Les recommandations en Nouvelle-Aquitaine
En 2019, le HCSP avait exclu tout dépistage systématique, au vue de la situation épidémiologique de l’époque, en dehors des patients au portage antérieur connu et de ceux hospitalisés dans une zone, une région ou un établissement où une épidémie à C. auris était en cours.
Le CPias NA avait proposé une stratégie de dépistage plus renforcée en fonction d’une évaluation du risque incluant la fragilité du patient, le pays de provenance et le service d’origine ou d’accueil en particulier les réanimations ou soins intensifs.
Une surveillance active de cette espèce émergente est indispensable du fait notamment de sa moindre sensibilité à certains antifongiques, de sa persistance intrahospitalière et de son potentiel de transmission interhumaine à l’origine d’infections liées aux soins.

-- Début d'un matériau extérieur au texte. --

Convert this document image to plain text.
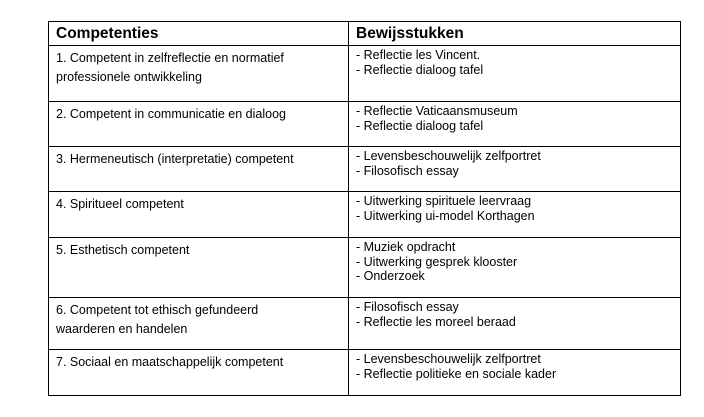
Competenties	Bewijsstukken

1. Competent in zelfreflectie en normatief
professionele ontwikkeling	- Reflectie les Vincent.
- Reflectie dialoog tafel

2. Competent in communicatie en dialoog	- Reflectie Vaticaansmuseum
- Reflectie dialoog tafel

3. Hermeneutisch (interpretatie) competent	- Levensbeschouwelijk zelfportret
- Filosofisch essay

4. Spiritueel competent	- Uitwerking spirituele leervraag
- Uitwerking ui-model Korthagen

5. Esthetisch competent	- Muziek opdracht
- Uitwerking gesprek klooster
- Onderzoek

6. Competent tot ethisch gefundeerd
waarderen en handelen	- Filosofisch essay
- Reflectie les moreel beraad

7. Sociaal en maatschappelijk competent	- Levensbeschouwelijk zelfportret
- Reflectie politieke en sociale kader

Dans ce contexte, la stratégie régionale propose de modifier et simplifier la mise en œuvre de ces dépistages en prenant en compte le dernier avis de l’institut Pasteur et des sociétés savantes françaises (https://www.sfm-microbiologie.org/2023/06/20/note-actualisation-candida-auris/).
Après discussion, le Comité de suivi du CPIAS NA propose le : Dépistage systématique des patients qui ont été pris en charge en réanimation/ USI, désormais regroupés sous le vocable de soins critiques, dans les 12 mois précédents le rapatriement, les colonisés connus et les contacts d’un cas.
Cette mention sera spécifiée par l’ARS NA dans ses alertes de rapatriements sanitaires.
L’Institut Pasteur préconise que les prélèvements de dépistage soient réalisés par culture d’écouvillons inguinal/axillaire (un seul écouvillon) et nasal.
Les cas d’infection/colonisation doivent être signalés sur e-Sin.